I've never had a ram before, but I successfully had amanos in with my bigger angel fish. Is this a planted tank, (it will give the shrimp hiding places, they can starve to death in fear of being eaten otherwise I've found).


----------



## Morainy (Apr 21, 2010)

I've got cherry shrimp multiplying in a 36 bowfront with 2 breeding Bolivian rams and some geriatric Harlequin rasboras and espei. I thought that the rams would eat the cherry shrimp or their babies, but everything is copacetic. Cherry shrimp are easy shrimp to start with and they stand out very well in a well-planted tank.


----------



## bigorange440 (Jan 3, 2011)

yes its a planted tank..well partley but more on the way.. now to find shrimp..thanks guys


----------



## effox (Apr 21, 2010)

As Maureen said, Cherries are very hardy, and they breed prolifically (usually faster than they get eaten anyways).


----------



## tang daddy (Apr 21, 2010)

My rams ate my shrimp, they left the amanos alone, I have 11 eb rams and 1 sunrise ram also a blue apisto!

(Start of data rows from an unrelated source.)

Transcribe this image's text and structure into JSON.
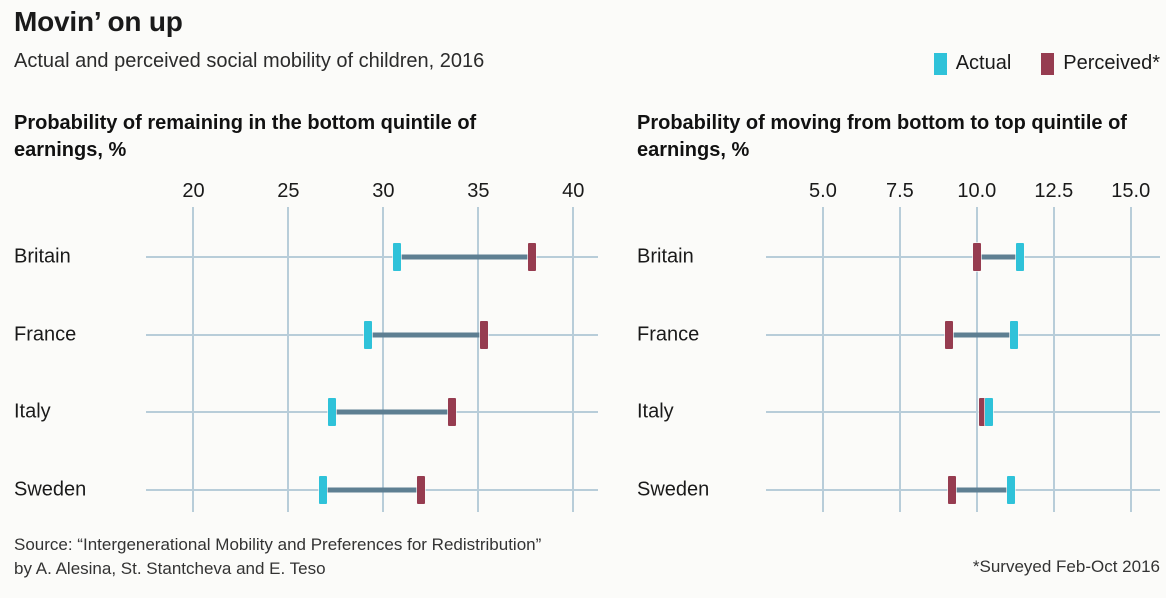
{
  "header": {
    "title": "Movin’ on up",
    "subtitle": "Actual and perceived social mobility of children, 2016",
    "legend": [
      {
        "label": "Actual",
        "color": "#2fc2d9"
      },
      {
        "label": "Perceived*",
        "color": "#963c50"
      }
    ]
  },
  "colors": {
    "actual": "#2fc2d9",
    "perceived": "#963c50",
    "connector": "#5e7f92",
    "grid": "#b8cdd9",
    "background": "#fbfbf9",
    "text": "#1a1a1a"
  },
  "chart_data": [
    {
      "type": "scatter",
      "subtype": "dumbbell",
      "title": "Probability of remaining in the bottom quintile of earnings, %",
      "categories": [
        "Britain",
        "France",
        "Italy",
        "Sweden"
      ],
      "series": [
        {
          "name": "Actual",
          "values": [
            30.7,
            29.2,
            27.3,
            26.8
          ]
        },
        {
          "name": "Perceived",
          "values": [
            37.8,
            35.3,
            33.6,
            32.0
          ]
        }
      ],
      "ticks": [
        20,
        25,
        30,
        35,
        40
      ],
      "tick_labels": [
        "20",
        "25",
        "30",
        "35",
        "40"
      ],
      "xlim": [
        17.5,
        41.3
      ],
      "grid": true,
      "legend_position": "top-right"
    },
    {
      "type": "scatter",
      "subtype": "dumbbell",
      "title": "Probability of moving from bottom to top quintile of earnings, %",
      "categories": [
        "Britain",
        "France",
        "Italy",
        "Sweden"
      ],
      "series": [
        {
          "name": "Actual",
          "values": [
            11.4,
            11.2,
            10.4,
            11.1
          ]
        },
        {
          "name": "Perceived",
          "values": [
            10.0,
            9.1,
            10.2,
            9.2
          ]
        }
      ],
      "ticks": [
        5.0,
        7.5,
        10.0,
        12.5,
        15.0
      ],
      "tick_labels": [
        "5.0",
        "7.5",
        "10.0",
        "12.5",
        "15.0"
      ],
      "xlim": [
        3.15,
        15.95
      ],
      "grid": true,
      "legend_position": "top-right"
    }
  ],
  "footer": {
    "source_line1": "Source: “Intergenerational Mobility and Preferences for Redistribution”",
    "source_line2": "by A. Alesina, St. Stantcheva and E. Teso",
    "footnote": "*Surveyed Feb-Oct 2016"
  }
}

I threw in some tester shrimp they were adult and about 1 inch gone in a week!


----------



## wsl (Apr 21, 2010)

Mountain fan/bamboo/flower shrimp (call it what you want ) would most likely be big enough to not be eaten.


----------



## 2wheelsx2 (Apr 21, 2010)

Cherries won't last 5 minutes with adult angels, I don't think.


----------



## Ra's al Ghul (Apr 28, 2010)

I second that


----------



## couch (Apr 22, 2010)

I forgot that I had some amanos in a 55 gallon and put in some small angels. The next morning all of the amanos had jumped out. Shrimp won't mix with angels.


----------